Per creare un ristorante di successo, valido generatore di valore aggiunto e di customer satisfaction, raccomando e suggerisco di de-alberghizzarlo, renderlo “speciale” e diverso dall’hotel stesso, dedicargli un ingresso diretto dall’esterno, una pensilina intestata, caratterizzarne l’atmosfera, la proposta, l’accoglienza, la comunicazione. Ma soprattutto è fondamentale selezionare una persona (restaurant manager) che si occupi a tutto tondo della gestione (dagli approvvigionamenti alla selezione del personale, dalla promozione alla comunicazione, dai prezzi alle pubbliche relazioni) e che si sostituisca all’antico ruolo del maitre d’hotel.

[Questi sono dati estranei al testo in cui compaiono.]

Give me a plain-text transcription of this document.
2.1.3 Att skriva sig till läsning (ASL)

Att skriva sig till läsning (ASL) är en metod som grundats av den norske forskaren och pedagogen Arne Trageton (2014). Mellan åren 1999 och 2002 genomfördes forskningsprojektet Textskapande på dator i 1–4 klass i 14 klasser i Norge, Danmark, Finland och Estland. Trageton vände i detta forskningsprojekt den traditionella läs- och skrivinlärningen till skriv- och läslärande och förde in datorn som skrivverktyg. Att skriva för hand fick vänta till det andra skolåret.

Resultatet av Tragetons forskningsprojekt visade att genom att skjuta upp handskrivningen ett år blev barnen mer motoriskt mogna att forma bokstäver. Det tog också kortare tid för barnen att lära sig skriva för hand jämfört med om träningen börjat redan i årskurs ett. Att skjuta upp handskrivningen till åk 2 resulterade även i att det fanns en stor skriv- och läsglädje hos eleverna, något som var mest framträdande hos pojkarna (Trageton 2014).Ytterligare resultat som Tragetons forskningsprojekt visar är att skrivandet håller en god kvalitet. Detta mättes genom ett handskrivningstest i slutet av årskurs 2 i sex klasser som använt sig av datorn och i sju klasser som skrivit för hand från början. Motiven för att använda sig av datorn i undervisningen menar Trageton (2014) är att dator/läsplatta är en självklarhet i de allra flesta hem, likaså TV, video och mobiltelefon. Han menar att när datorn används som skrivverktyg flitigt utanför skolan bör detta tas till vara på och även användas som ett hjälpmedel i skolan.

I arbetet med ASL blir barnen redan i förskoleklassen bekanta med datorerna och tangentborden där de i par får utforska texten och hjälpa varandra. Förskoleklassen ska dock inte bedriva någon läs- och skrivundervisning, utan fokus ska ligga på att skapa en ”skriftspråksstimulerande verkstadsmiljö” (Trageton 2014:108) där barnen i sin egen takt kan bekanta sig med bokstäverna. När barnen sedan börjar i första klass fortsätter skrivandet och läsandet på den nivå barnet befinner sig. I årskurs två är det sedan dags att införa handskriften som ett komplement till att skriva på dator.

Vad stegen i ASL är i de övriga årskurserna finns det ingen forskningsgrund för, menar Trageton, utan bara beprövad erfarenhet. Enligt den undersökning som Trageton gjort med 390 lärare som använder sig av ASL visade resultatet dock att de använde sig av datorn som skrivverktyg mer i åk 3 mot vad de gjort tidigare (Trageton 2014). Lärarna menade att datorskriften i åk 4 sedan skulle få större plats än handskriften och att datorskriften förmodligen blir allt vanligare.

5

Sto cercando di definire un ristorante che collabora con l’hotel, che non ne dipende esclusivamente, che contribuisce a creare valore aggiunto e passaparola positivo per la struttura ricettiva fornendo un supporto di contenuto esperienziale alle camere. Vere generatrici di profitto e utili le camere, se “aiutate” da una ristorazione come quella suggerita, possono raggiungere tassi di occupazione ancor più elevati. È dimostrabile. L’albergo, aprendosi ai clienti esterni che sono strategici per garantire la sostenibilità economica del ristorante, gradualmente arriverà a produrre margini, non generosi come quelli del comparto alloggio, ma mediamente positivi. E poi c’è la clientela alloggiata su cui occorre concentrarsi, magari incentivandola. È facile perché in camera si può esaltare quello che offre il ristorante e magari proporre menu ad hoc evitando ai propri ospiti di dover prendere un taxi e andare fuori per mangiare decentemente.

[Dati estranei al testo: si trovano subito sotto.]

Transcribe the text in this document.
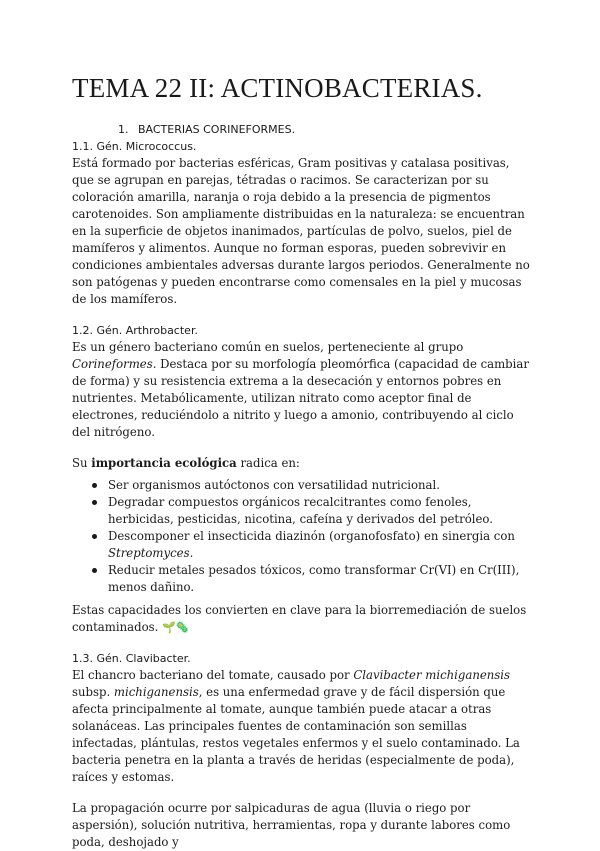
TEMA 22 II: ACTINOBACTERIAS.
1. BACTERIAS CORINEFORMES.
1.1. Gén. Micrococcus.

Está formado por bacterias esféricas, Gram positivas y catalasa positivas, que se agrupan en parejas, tétradas o racimos. Se caracterizan por su coloración amarilla, naranja o roja debido a la presencia de pigmentos carotenoides. Son ampliamente distribuidas en la naturaleza: se encuentran en la superficie de objetos inanimados, partículas de polvo, suelos, piel de mamíferos y alimentos. Aunque no forman esporas, pueden sobrevivir en condiciones ambientales adversas durante largos periodos. Generalmente no son patógenas y pueden encontrarse como comensales en la piel y mucosas de los mamíferos.

1.2. Gén. Arthrobacter.

Es un género bacteriano común en suelos, perteneciente al grupo Corineformes. Destaca por su morfología pleomórfica (capacidad de cambiar de forma) y su resistencia extrema a la desecación y entornos pobres en nutrientes. Metabólicamente, utilizan nitrato como aceptor final de electrones, reduciéndolo a nitrito y luego a amonio, contribuyendo al ciclo del nitrógeno.

Su importancia ecológica radica en:

Ser organismos autóctonos con versatilidad nutricional.
Degradar compuestos orgánicos recalcitrantes como fenoles, herbicidas, pesticidas, nicotina, cafeína y derivados del petróleo.
Descomponer el insecticida diazinón (organofosfato) en sinergia con Streptomyces.
Reducir metales pesados tóxicos, como transformar Cr(VI) en Cr(III), menos dañino.

Estas capacidades los convierten en clave para la biorremediación de suelos contaminados. 🌱🦠

1.3. Gén. Clavibacter.

El chancro bacteriano del tomate, causado por Clavibacter michiganensis subsp. michiganensis, es una enfermedad grave y de fácil dispersión que afecta principalmente al tomate, aunque también puede atacar a otras solanáceas. Las principales fuentes de contaminación son semillas infectadas, plántulas, restos vegetales enfermos y el suelo contaminado. La bacteria penetra en la planta a través de heridas (especialmente de poda), raíces y estomas.

La propagación ocurre por salpicaduras de agua (lluvia o riego por aspersión), solución nutritiva, herramientas, ropa y durante labores como poda, deshojado y
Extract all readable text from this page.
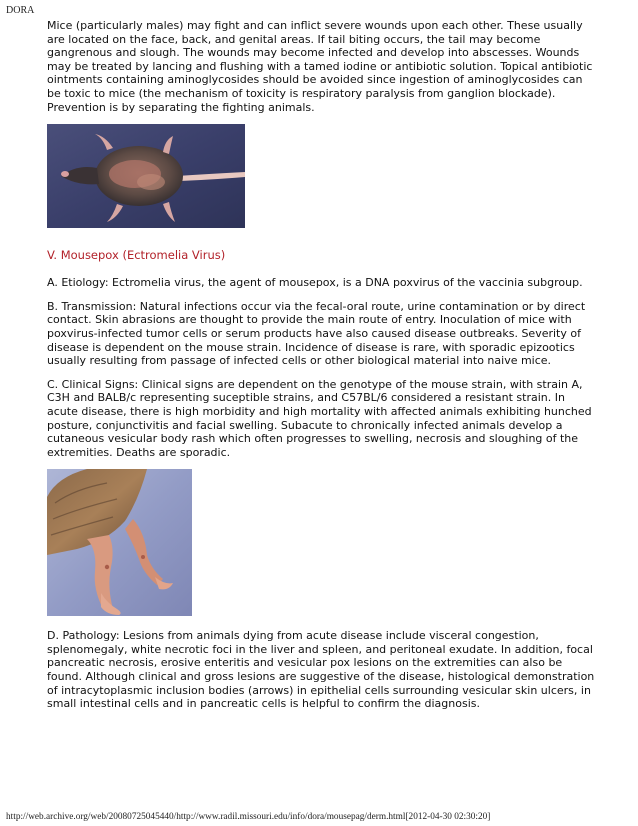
DORA

Mice (particularly males) may fight and can inflict severe wounds upon each other. These usually are located on the face, back, and genital areas. If tail biting occurs, the tail may become gangrenous and slough. The wounds may become infected and develop into abscesses. Wounds may be treated by lancing and flushing with a tamed iodine or antibiotic solution. Topical antibiotic ointments containing aminoglycosides should be avoided since ingestion of aminoglycosides can be toxic to mice (the mechanism of toxicity is respiratory paralysis from ganglion blockade). Prevention is by separating the fighting animals.

V. Mousepox (Ectromelia Virus)

A. Etiology: Ectromelia virus, the agent of mousepox, is a DNA poxvirus of the vaccinia subgroup.

B. Transmission: Natural infections occur via the fecal-oral route, urine contamination or by direct contact. Skin abrasions are thought to provide the main route of entry. Inoculation of mice with poxvirus-infected tumor cells or serum products have also caused disease outbreaks. Severity of disease is dependent on the mouse strain. Incidence of disease is rare, with sporadic epizootics usually resulting from passage of infected cells or other biological material into naive mice.

C. Clinical Signs: Clinical signs are dependent on the genotype of the mouse strain, with strain A, C3H and BALB/c representing suceptible strains, and C57BL/6 considered a resistant strain. In acute disease, there is high morbidity and high mortality with affected animals exhibiting hunched posture, conjunctivitis and facial swelling. Subacute to chronically infected animals develop a cutaneous vesicular body rash which often progresses to swelling, necrosis and sloughing of the extremities. Deaths are sporadic.

D. Pathology: Lesions from animals dying from acute disease include visceral congestion, splenomegaly, white necrotic foci in the liver and spleen, and peritoneal exudate. In addition, focal pancreatic necrosis, erosive enteritis and vesicular pox lesions on the extremities can also be found. Although clinical and gross lesions are suggestive of the disease, histological demonstration of intracytoplasmic inclusion bodies (arrows) in epithelial cells surrounding vesicular skin ulcers, in small intestinal cells and in pancreatic cells is helpful to confirm the diagnosis.

http://web.archive.org/web/20080725045440/http://www.radil.missouri.edu/info/dora/mousepag/derm.html[2012-04-30 02:30:20]
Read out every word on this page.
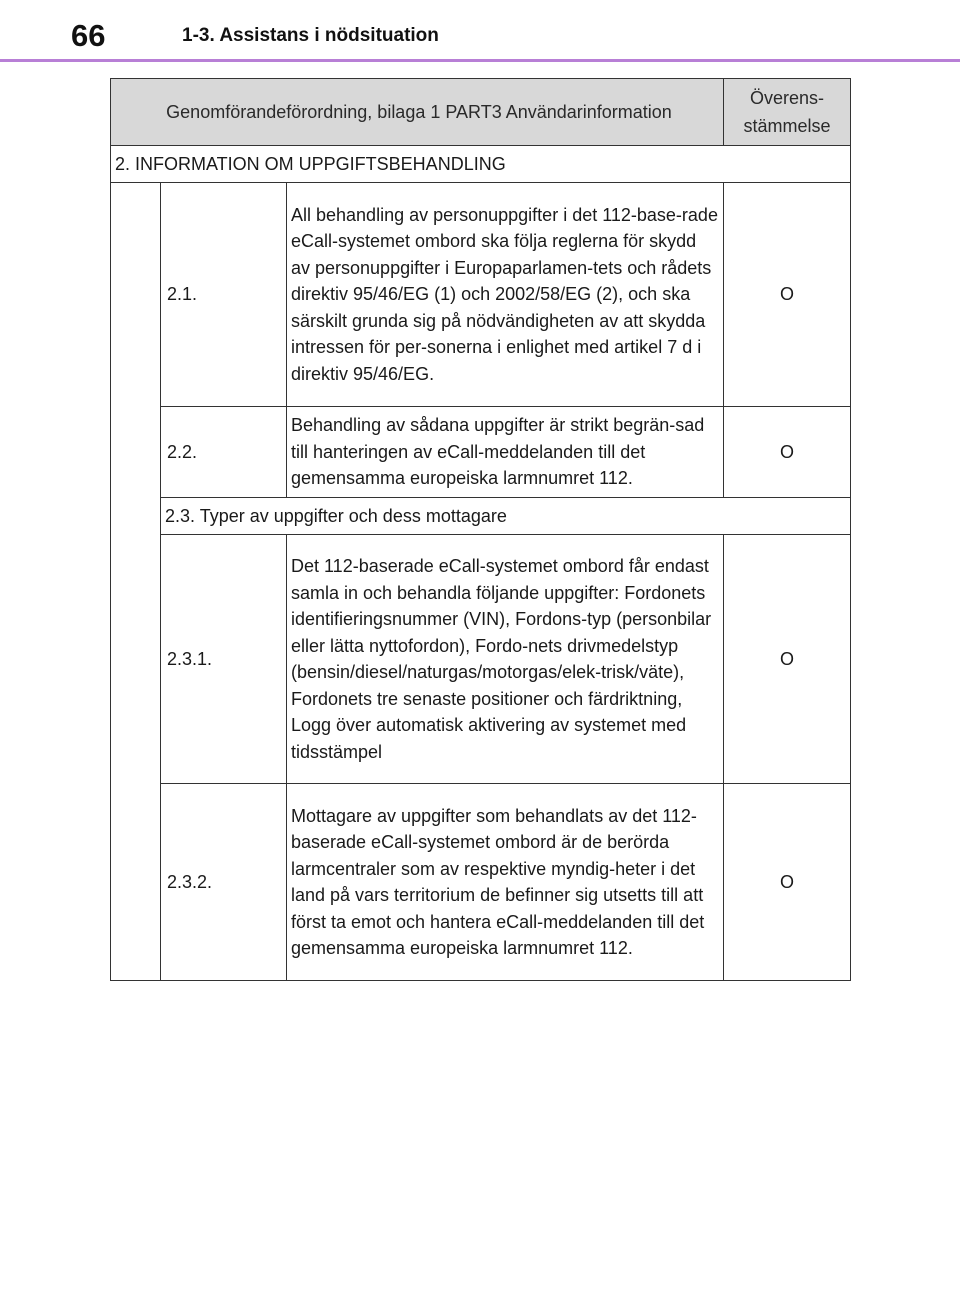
66	1-3. Assistans i nödsituation
Genomförandeförordning, bilaga 1 PART3 Användarinformation			Överens-stämmelse
2. INFORMATION OM UPPGIFTSBEHANDLING			
	2.1.	All behandling av personuppgifter i det 112-base-rade eCall-systemet ombord ska följa reglerna för skydd av personuppgifter i Europaparlamen-tets och rådets direktiv 95/46/EG (1) och 2002/58/EG (2), och ska särskilt grunda sig på nödvändigheten av att skydda intressen för per-sonerna i enlighet med artikel 7 d i direktiv 95/46/EG.	O
	2.2.	Behandling av sådana uppgifter är strikt begrän-sad till hanteringen av eCall-meddelanden till det gemensamma europeiska larmnumret 112.	O
	2.3. Typer av uppgifter och dess mottagare		
	2.3.1.	Det 112-baserade eCall-systemet ombord får endast samla in och behandla följande uppgifter: Fordonets identifieringsnummer (VIN), Fordons-typ (personbilar eller lätta nyttofordon), Fordo-nets drivmedelstyp (bensin/diesel/naturgas/motorgas/elek-trisk/väte), Fordonets tre senaste positioner och färdriktning, Logg över automatisk aktivering av systemet med tidsstämpel	O
	2.3.2.	Mottagare av uppgifter som behandlats av det 112-baserade eCall-systemet ombord är de berörda larmcentraler som av respektive myndig-heter i det land på vars territorium de befinner sig utsetts till att först ta emot och hantera eCall-meddelanden till det gemensamma europeiska larmnumret 112.	O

Investire sulla ristorazione è chiaramente impegnativo, ma risulta molto più profittevole dell’esternalizzazione dell’intero servizio F&B, cosa che comporta l’abbandono del breakfast, vero e proprio cuore dell’offerta alberghiera. Proprio un grande breakfast, con la sua qualità gastronomica e il suo servizio di eccellenza, può essere il fattore che invoglia gli ospiti alloggiati a provare la cucina dell’albergo anche a pranzo o cena. Sì, perché il ristorante chiuso a pranzo non ha certo effetti positivi ed è un evidente simbolo di rinuncia. In questo doveroso processo di creazione di qualcosa di buono e riconoscibile, la proposta ristorativa e l’accoglienza, il menu, il target e il mix della clientela devono essere coerenti con la tipologia dell’albergo, anche in termini di stile, atmosfera e prezzo. Una trattoria all’interno di un Ritz Carton, un’osteria all’ingresso di un Four Seasons può stonare ed è quindi sconsigliabile!

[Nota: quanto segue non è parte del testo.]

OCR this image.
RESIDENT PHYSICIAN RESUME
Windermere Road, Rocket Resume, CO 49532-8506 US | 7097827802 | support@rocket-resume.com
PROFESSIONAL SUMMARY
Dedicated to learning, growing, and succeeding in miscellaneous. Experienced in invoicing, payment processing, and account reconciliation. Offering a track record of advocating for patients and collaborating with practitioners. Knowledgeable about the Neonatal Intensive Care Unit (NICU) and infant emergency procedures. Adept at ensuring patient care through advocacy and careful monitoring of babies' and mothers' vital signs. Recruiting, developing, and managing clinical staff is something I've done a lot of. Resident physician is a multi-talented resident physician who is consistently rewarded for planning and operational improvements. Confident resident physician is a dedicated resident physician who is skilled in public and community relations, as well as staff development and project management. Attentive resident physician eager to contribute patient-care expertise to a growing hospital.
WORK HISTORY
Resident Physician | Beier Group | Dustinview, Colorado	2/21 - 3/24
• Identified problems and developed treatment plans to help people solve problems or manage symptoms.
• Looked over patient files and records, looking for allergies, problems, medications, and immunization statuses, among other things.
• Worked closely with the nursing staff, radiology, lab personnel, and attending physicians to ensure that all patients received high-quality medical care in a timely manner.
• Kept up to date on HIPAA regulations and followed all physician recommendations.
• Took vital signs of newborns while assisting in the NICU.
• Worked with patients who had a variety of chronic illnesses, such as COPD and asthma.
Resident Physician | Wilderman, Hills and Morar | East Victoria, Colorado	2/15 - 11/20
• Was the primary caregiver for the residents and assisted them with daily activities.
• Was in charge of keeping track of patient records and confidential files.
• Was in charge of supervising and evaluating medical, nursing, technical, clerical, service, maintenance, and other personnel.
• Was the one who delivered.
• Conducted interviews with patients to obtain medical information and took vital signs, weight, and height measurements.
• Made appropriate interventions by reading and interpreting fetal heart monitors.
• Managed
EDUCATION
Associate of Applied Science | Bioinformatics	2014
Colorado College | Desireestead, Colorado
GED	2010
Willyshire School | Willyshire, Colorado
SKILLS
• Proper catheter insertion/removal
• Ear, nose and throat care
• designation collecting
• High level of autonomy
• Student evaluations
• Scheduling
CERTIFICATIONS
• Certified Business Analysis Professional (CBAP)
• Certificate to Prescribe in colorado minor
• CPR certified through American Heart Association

Linearità e coordinamento sono basilari, anche nella comunicazione e nel marketing, da una parte con un messaggio mirato e selettivo nei confronti della clientela esterna, dall’altra con un invito conveniente e rassicurante per gli ospiti alloggiati. Spesso gli albergatori mi dicono che i clienti alloggiati (gli ospiti dell’albergo) sono informati della presenza del ristorante e di una buona offerta gastronomica perché c’è scritto sulla pagina web e sulle guide. Non basta. E la comunicazione interna non può essere demandata al ricevimento, alle consunte cartelline sulla scrivania della camera o ai tristi menù appiccicati alla parete dell’ascensore. La ristorazione si deve comunicare ovunque. Si comincia al check-in, con i receptionist che informano gli ospiti della presenza del ristorante e magari inviano tramite instant messaging una comunicazione ad hoc sullo smartphone del cliente, con foto e menu del giorno. E poi in camera, un pieghevole veloce e immediato con un messaggio speciale e una confezione di biscotti o dolcetti realizzati appositamente dallo chef. O un menu posato sulla scrivania con sopra una mela verde o una rossa Envy 3616.
Segnali dal mercato, non solo una mia personale convinzione!